Die Jahresausstellung der Mülheimer Künstler gibt es seit 85 Jahren – ein Novum in der Museumslandschaft. Was ihre Form betrifft, ist die bei Besuchern beliebte und geschätzte Präsentation etwas in die Jahre gekommen. So haben die Mülheimer Künstler in jüngster Vergangenheit an den Stellschrauben gedreht, Themenausstellungen gemacht, die Qualität verbessert – aber Jubel über das Ergebnis sieht anders aus. Größtes Manko: Es mangelt am kreativen Nachwuchs in der Stadt an der Ruhr.
Der Mülheimer Kunstverein hat nun einen Vorstoß gewagt: Ende März wurde auf der Vorstandssitzung beschlossen, den Preis für die Jahresausstellung nur noch alle zwei Jahre zu vergeben und dafür die Dotierung von 2000 Euro auf 5000 Euro zu erhöhen. Dadurch erhält das Ganze einerseits mehr Gewicht. Andererseits soll sich das Format verjüngen und weiter in die Region öffnen, „so dass sich Künstler ruhrgebietsweit auf den Preis bewerben können“, erläutert Vorsitzender Rainer Grillo.
Bei der letzten Jahresausstellung hätte das Durchschnittsalter der Künstler bei 55+ gelegen. Nur vier der insgesamt 58 Teilnehmer seien unter 40 Jahre gewesen. Und so ist eine Überlegung, dass künftig das Augenmerk stärker auf die Nachwuchsförderung gelegt wird.
Bislang war es gängige Praxis, dass sich ausschließlich Mülheimer Künstler für den Preis bewerben konnten. „Aber unter den bisherigen Voraussetzungen verkleinert sich der Kreis immer weiter“, sagt Grillo: „Es ist absehbar, dass irgendwann jeder den Preis haben wird“. Und das sei auch nicht Sinn und Zweck. Wobei sich die Mülheimer Künstler natürlich auch künftig darum bewerben könnten. Nach dem Tod der ehemaligen Sponsorin Beate Lickfeld ist der Kunstverein 2009 eingesprungen, um den Preis auch weiterhin möglich zu machen.

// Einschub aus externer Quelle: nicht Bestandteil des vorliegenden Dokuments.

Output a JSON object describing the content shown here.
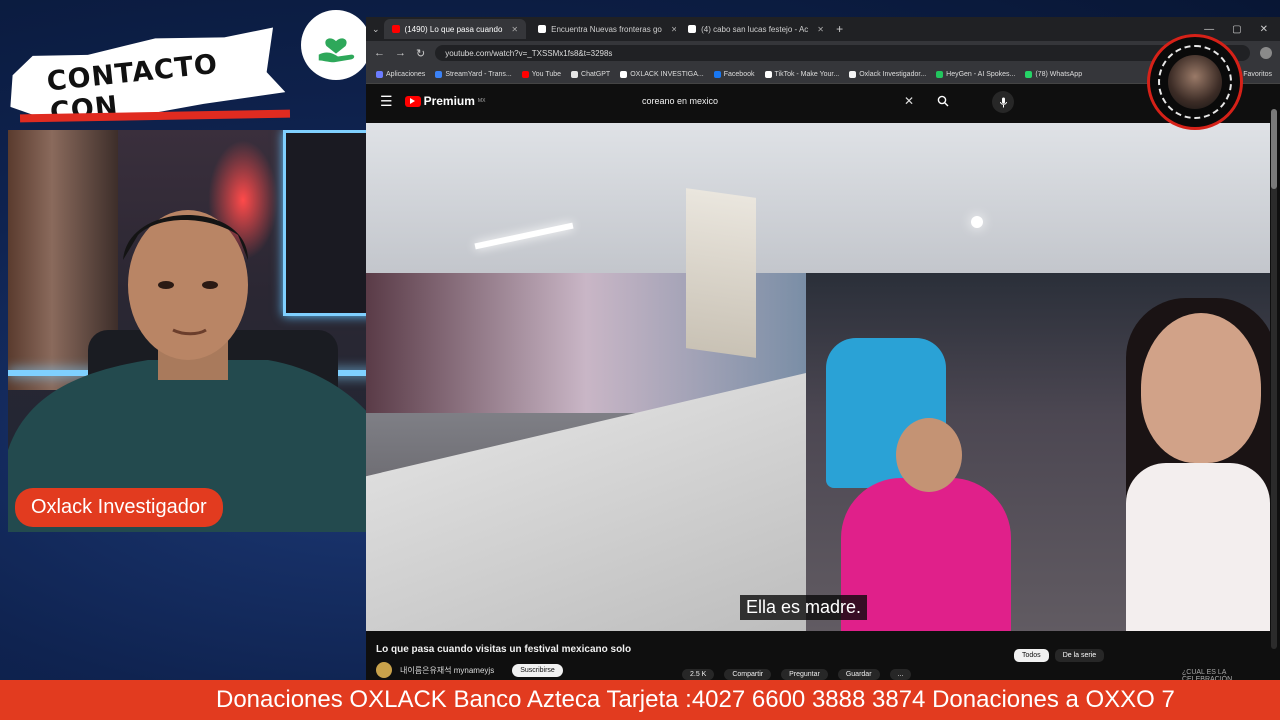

Bei Museumsleiterin Beate Reese, die seit dem Kulturhauptstadtjahr mit 20 Ruhr-Kunst-Museen vernetzt ist und gute Erfahrungen damit gemacht hat, trifft das Vorhaben des Kunstvereins auf offene Ohren. „Ich sehe es als nötig an, eine Öffnung der Jahresausstellung auf das Ruhrgebiet sowie eine Verjüngung herbeizuführen.“ Als Museumsleiterin habe sie die Aufgabe, sich über den Tellerrand hinauszuwagen. „In der allgemeinen Entwicklung muss sich ein Kunstmuseum positionieren.“ Das heiße aber nicht, „dass wir lieb gewordene Traditionen über Bord werfen“. In welcher Form die Jahresausstellungen künftig umgesetzt werden sollen, sei noch zu klären. „Das Ziel ist definiert“, stellt Rainer Grillo klar, „die Kriterien und Modalitäten aber noch nicht“.